By Francois Murphy and Shadia Nasralla
VIENNA (Reuters) – Norbert Hofer, vying to become the first freely elected far-right head of state in Europe since World War Two, said on Friday that opponents who repeatedly accused him of seeking a break with the European Union were themselves damaging Austria.
Hofer had initially said Austria could follow Britain’s vote to leave the EU with one of its own within a year. Although he quickly backed away from that suggestion, his opponent Alexander Van der Bellen has cited it as proof Hofer is in favour of “Oexit”, an Austrian version of Brexit.
The neck-and-neck presidential election between the two men on Sunday will be a new measure of the wave of populism sweeping through Europe and the United States. It is a re-run of a vote held on May 22, before Britain voted to leave the EU and Americans elected Donald Trump as president.
The issue was one of several the two men clashed over in an unexpectedly ill-tempered debate on Thursday night, accusing each other of lying and unfair tactics.

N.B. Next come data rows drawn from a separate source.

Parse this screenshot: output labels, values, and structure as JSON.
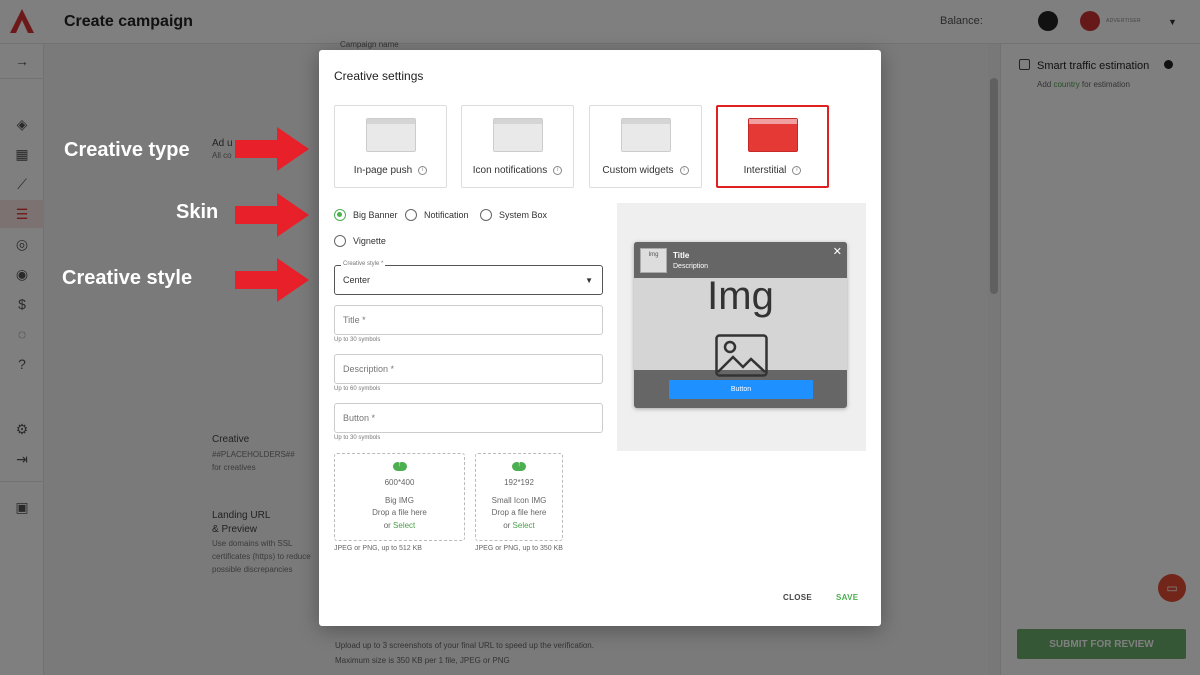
{
  "app": {
    "page_title": "Create campaign",
    "balance_label": "Balance:",
    "role": "ADVERTISER"
  },
  "background": {
    "top_field_text": "Campaign name",
    "ad_unit_label": "Ad u",
    "ad_unit_sub": "All co",
    "creative_label": "Creative",
    "creative_placeholder": "##PLACEHOLDERS##",
    "creative_sub": "for creatives",
    "landing_label_1": "Landing URL",
    "landing_label_2": "& Preview",
    "landing_sub_1": "Use domains with SSL",
    "landing_sub_2": "certificates (https) to reduce",
    "landing_sub_3": "possible discrepancies",
    "screens_note": "Upload up to 3 screenshots of your final URL to speed up the verification.",
    "screens_note_2": "Maximum size is 350 KB per 1 file, JPEG or PNG"
  },
  "right_panel": {
    "title": "Smart traffic estimation",
    "sub_prefix": "Add ",
    "sub_link": "country",
    "sub_suffix": " for estimation",
    "submit_label": "SUBMIT FOR REVIEW"
  },
  "annotations": {
    "creative_type": "Creative type",
    "skin": "Skin",
    "creative_style": "Creative style",
    "arrow_color": "#e8202a"
  },
  "modal": {
    "title": "Creative settings",
    "types": [
      {
        "label": "In-page push"
      },
      {
        "label": "Icon notifications"
      },
      {
        "label": "Custom widgets"
      },
      {
        "label": "Interstitial"
      }
    ],
    "skins": [
      "Big Banner",
      "Notification",
      "System Box",
      "Vignette"
    ],
    "style_label": "Creative style *",
    "style_value": "Center",
    "title_placeholder": "Title *",
    "title_hint": "Up to 30 symbols",
    "desc_placeholder": "Description *",
    "desc_hint": "Up to 60 symbols",
    "button_placeholder": "Button *",
    "button_hint": "Up to 30 symbols",
    "big_img": {
      "size": "600*400",
      "name": "Big IMG",
      "drop": "Drop a file here",
      "or": "or ",
      "select": "Select",
      "note": "JPEG or PNG, up to 512 KB"
    },
    "small_img": {
      "size": "192*192",
      "name": "Small Icon IMG",
      "drop": "Drop a file here",
      "or": "or ",
      "select": "Select",
      "note": "JPEG or PNG, up to 350 KB"
    },
    "preview": {
      "icon_text": "Img",
      "title": "Title",
      "description": "Description",
      "img_text": "Img",
      "button": "Button"
    },
    "close_label": "CLOSE",
    "save_label": "SAVE"
  }
}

“People who permanently talk about Oexit and accuse others of damaging the country with talk of Oexit should take a look at themselves and think about whether they are the ones damaging Austria the most,” Hofer told a campaign meeting.
Speaking beneath a backdrop bearing the slogan “Your homeland needs you now”, Hofer added that the EU was in crisis and he did not want to cede more power to Brussels.

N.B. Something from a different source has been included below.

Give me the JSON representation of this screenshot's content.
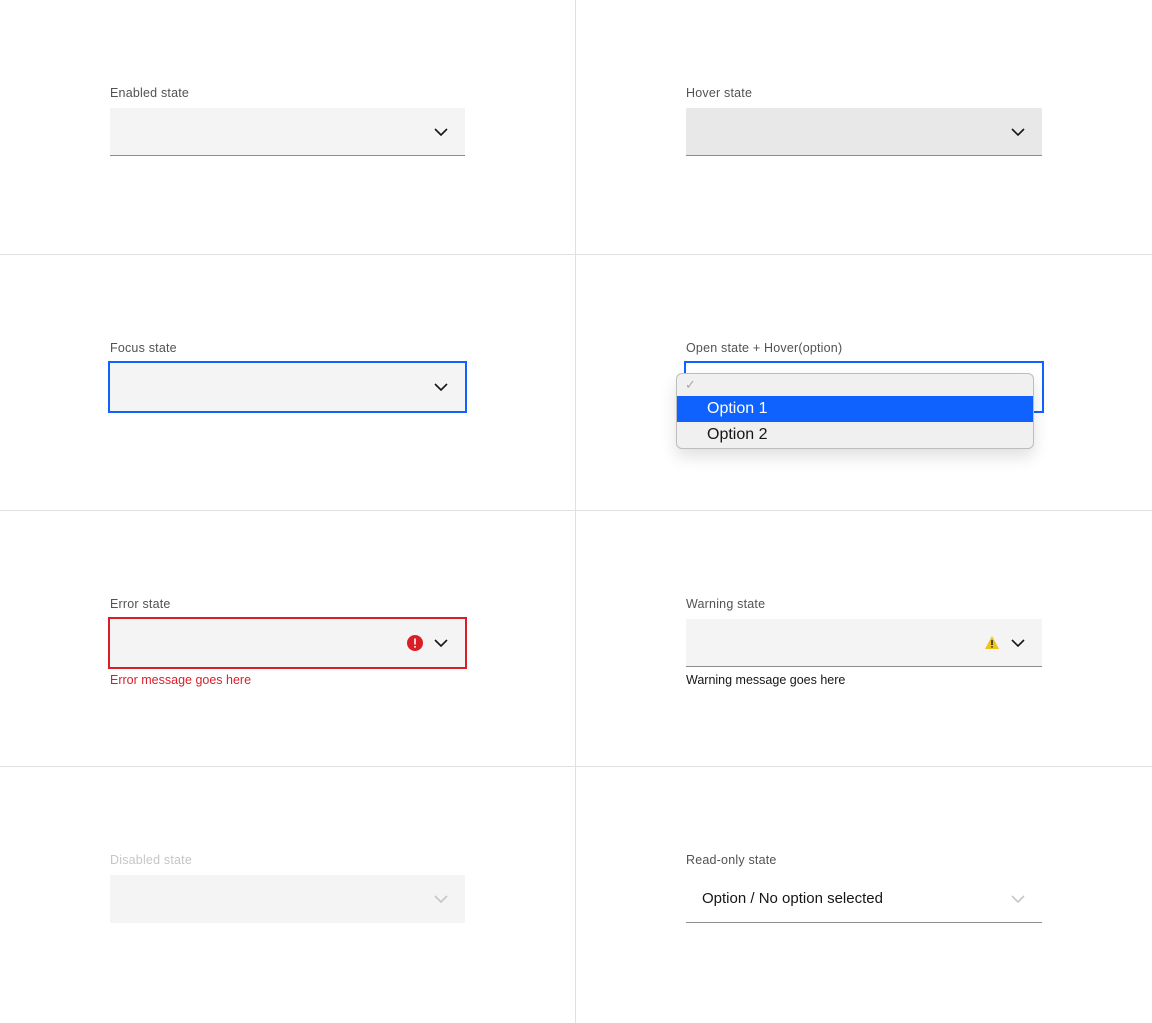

“I do not want to be the governor of Austria,” he said, without explicitly ruling out a referendum on the EU.
Hofer narrowly lost the vote in May to Van der Bellen, a former leader of the Greens, but it has been rerun because of irregularities in the counting of postal ballots. Opinion polls since have regularly shown the race is too close to call.
In Thursday’s clash, Van der Bellen produced a picture of his dead father to denounce an accusation by a senior figure in Hofer’s Freedom Party that his father was a Nazi. The two traded interjections such as “That is a lie”.
The tone was a particularly striking shift for Hofer, whose easy smile and smooth delivery had earned him a reputation as the friendly face of a party railing against immigration and Islam.
In a speech touching on themes such as lowering taxes and improving trade relations, especially with Russia, Hofer also said immigrants such as refugees should not be able to claim the same benefits as Austrians.
Van der Bellen, walking in front of an Oompah band to mark the end of his campaign, made his way through a crowd of supporters in Vienna’s Favoriten district, which is known all over Austria for its migrant population.
“This is about which direction our homeland, Austria, is supposed to take,” he said, calling on voters to allow him to be a “president of the middle”.
“Do we want Austria to remain an important member in this Europe?” he asked a crowd who replied with shouts of “Yes!”
In May, the 760,000 postal ballots swung the election in Van der Bellen’s favour, giving him a margin of victory of just 31,000 votes, or 0.7 percentage points.
In Austria, special ballots used for postal voting can also be cast in polling stations, making the number of postal ballots hard to predict. The Interior Ministry said on Friday that 20 percent fewer of those special ballots had been issued for this election than in May, a total of 708,185.
That was roughly in line with expectations, which were mainly based on the fact more voters were likely to be away from home on the election weekend in the spring.